Natural gas is an essential fuel to reduce transportation-related greenhouse gases (GHGs). The use of affordable natural gas by Pennsylvania fleets such as UPS offers a unique opportunity for the Keystone State given the Commonwealth’s prolific natural gas reserves paired with a growing supply of renewable natural gas.

“We’re on a mission to improve our ground operations network, create local jobs and bring to life sustainable solutions,” said Crystal Lassiter, UPS buildings and systems engineering vice president. “With a focus on getting things right, we’re able to expand our bottom line.”

Supposedly the methane molecules that feed the plant come from so-called renewable sources, like landfills and chicken poop. We say that’s nonsense. Yes, UGI has multiple deals with various “renewable” sources to accept and clean up methane molecules, adding them to its distribution system.

But just like the scam of paying more for your electricity that supposedly comes from windmills or solar farms, there is a scam afoot with RNG–paying more for so-called renewable natural gas from “clean” sources (not that filthy fracking in the ground stuff). Do you think the molecules flowing through a pipeline care if they came from a chicken’s butt hole or the ground? They do not. There is no distinction in methane molecules flowing through UGI’s pipelines. Hence our assertion that 99% of the molecules feeding this new UPS plant, molecules that get compressed and used to power big rigs and other vehicles, come from the PA Marcellus.

If UPS wants to pay more and pretend it’s somehow helping the planet be greener, fine with us. Just know that it is the Marcellus powering those trucks and this new distribution superhub.

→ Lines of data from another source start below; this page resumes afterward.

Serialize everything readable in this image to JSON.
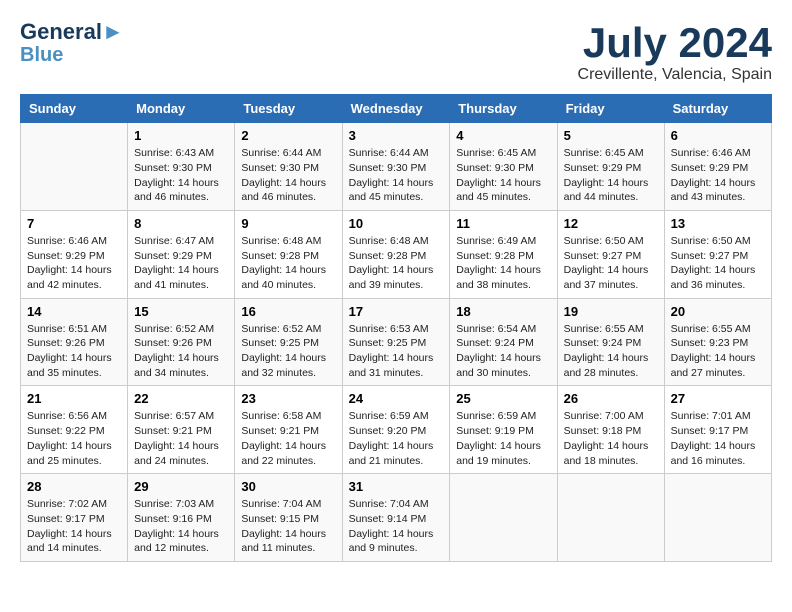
{
  "logo": {
    "line1": "General",
    "line2": "Blue"
  },
  "title": "July 2024",
  "location": "Crevillente, Valencia, Spain",
  "days_of_week": [
    "Sunday",
    "Monday",
    "Tuesday",
    "Wednesday",
    "Thursday",
    "Friday",
    "Saturday"
  ],
  "weeks": [
    [
      {
        "day": "",
        "sunrise": "",
        "sunset": "",
        "daylight": ""
      },
      {
        "day": "1",
        "sunrise": "6:43 AM",
        "sunset": "9:30 PM",
        "daylight": "14 hours and 46 minutes."
      },
      {
        "day": "2",
        "sunrise": "6:44 AM",
        "sunset": "9:30 PM",
        "daylight": "14 hours and 46 minutes."
      },
      {
        "day": "3",
        "sunrise": "6:44 AM",
        "sunset": "9:30 PM",
        "daylight": "14 hours and 45 minutes."
      },
      {
        "day": "4",
        "sunrise": "6:45 AM",
        "sunset": "9:30 PM",
        "daylight": "14 hours and 45 minutes."
      },
      {
        "day": "5",
        "sunrise": "6:45 AM",
        "sunset": "9:29 PM",
        "daylight": "14 hours and 44 minutes."
      },
      {
        "day": "6",
        "sunrise": "6:46 AM",
        "sunset": "9:29 PM",
        "daylight": "14 hours and 43 minutes."
      }
    ],
    [
      {
        "day": "7",
        "sunrise": "6:46 AM",
        "sunset": "9:29 PM",
        "daylight": "14 hours and 42 minutes."
      },
      {
        "day": "8",
        "sunrise": "6:47 AM",
        "sunset": "9:29 PM",
        "daylight": "14 hours and 41 minutes."
      },
      {
        "day": "9",
        "sunrise": "6:48 AM",
        "sunset": "9:28 PM",
        "daylight": "14 hours and 40 minutes."
      },
      {
        "day": "10",
        "sunrise": "6:48 AM",
        "sunset": "9:28 PM",
        "daylight": "14 hours and 39 minutes."
      },
      {
        "day": "11",
        "sunrise": "6:49 AM",
        "sunset": "9:28 PM",
        "daylight": "14 hours and 38 minutes."
      },
      {
        "day": "12",
        "sunrise": "6:50 AM",
        "sunset": "9:27 PM",
        "daylight": "14 hours and 37 minutes."
      },
      {
        "day": "13",
        "sunrise": "6:50 AM",
        "sunset": "9:27 PM",
        "daylight": "14 hours and 36 minutes."
      }
    ],
    [
      {
        "day": "14",
        "sunrise": "6:51 AM",
        "sunset": "9:26 PM",
        "daylight": "14 hours and 35 minutes."
      },
      {
        "day": "15",
        "sunrise": "6:52 AM",
        "sunset": "9:26 PM",
        "daylight": "14 hours and 34 minutes."
      },
      {
        "day": "16",
        "sunrise": "6:52 AM",
        "sunset": "9:25 PM",
        "daylight": "14 hours and 32 minutes."
      },
      {
        "day": "17",
        "sunrise": "6:53 AM",
        "sunset": "9:25 PM",
        "daylight": "14 hours and 31 minutes."
      },
      {
        "day": "18",
        "sunrise": "6:54 AM",
        "sunset": "9:24 PM",
        "daylight": "14 hours and 30 minutes."
      },
      {
        "day": "19",
        "sunrise": "6:55 AM",
        "sunset": "9:24 PM",
        "daylight": "14 hours and 28 minutes."
      },
      {
        "day": "20",
        "sunrise": "6:55 AM",
        "sunset": "9:23 PM",
        "daylight": "14 hours and 27 minutes."
      }
    ],
    [
      {
        "day": "21",
        "sunrise": "6:56 AM",
        "sunset": "9:22 PM",
        "daylight": "14 hours and 25 minutes."
      },
      {
        "day": "22",
        "sunrise": "6:57 AM",
        "sunset": "9:21 PM",
        "daylight": "14 hours and 24 minutes."
      },
      {
        "day": "23",
        "sunrise": "6:58 AM",
        "sunset": "9:21 PM",
        "daylight": "14 hours and 22 minutes."
      },
      {
        "day": "24",
        "sunrise": "6:59 AM",
        "sunset": "9:20 PM",
        "daylight": "14 hours and 21 minutes."
      },
      {
        "day": "25",
        "sunrise": "6:59 AM",
        "sunset": "9:19 PM",
        "daylight": "14 hours and 19 minutes."
      },
      {
        "day": "26",
        "sunrise": "7:00 AM",
        "sunset": "9:18 PM",
        "daylight": "14 hours and 18 minutes."
      },
      {
        "day": "27",
        "sunrise": "7:01 AM",
        "sunset": "9:17 PM",
        "daylight": "14 hours and 16 minutes."
      }
    ],
    [
      {
        "day": "28",
        "sunrise": "7:02 AM",
        "sunset": "9:17 PM",
        "daylight": "14 hours and 14 minutes."
      },
      {
        "day": "29",
        "sunrise": "7:03 AM",
        "sunset": "9:16 PM",
        "daylight": "14 hours and 12 minutes."
      },
      {
        "day": "30",
        "sunrise": "7:04 AM",
        "sunset": "9:15 PM",
        "daylight": "14 hours and 11 minutes."
      },
      {
        "day": "31",
        "sunrise": "7:04 AM",
        "sunset": "9:14 PM",
        "daylight": "14 hours and 9 minutes."
      },
      {
        "day": "",
        "sunrise": "",
        "sunset": "",
        "daylight": ""
      },
      {
        "day": "",
        "sunrise": "",
        "sunset": "",
        "daylight": ""
      },
      {
        "day": "",
        "sunrise": "",
        "sunset": "",
        "daylight": ""
      }
    ]
  ],
  "labels": {
    "sunrise_prefix": "Sunrise: ",
    "sunset_prefix": "Sunset: ",
    "daylight_prefix": "Daylight: "
  }
}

Editor’s Note: Jim makes a great point about the word game going on here. And, no, it doesn’t matter for our economic purposes, but it is a worrying indication of what’s happening to our society today. Truth has been sacrificed to political correctness and the more it occurs, the less truth has any impact. We are all being taught to play stupid word games for virtue signaling purposes but real virtue is evaporating faster than hand sanitizer. We are being conned into living in an ever more phony society where we are but serfs being manipulated by forces we can’t believe, can’t see and can’t challenge. We are living by lies all around and that can only end badly.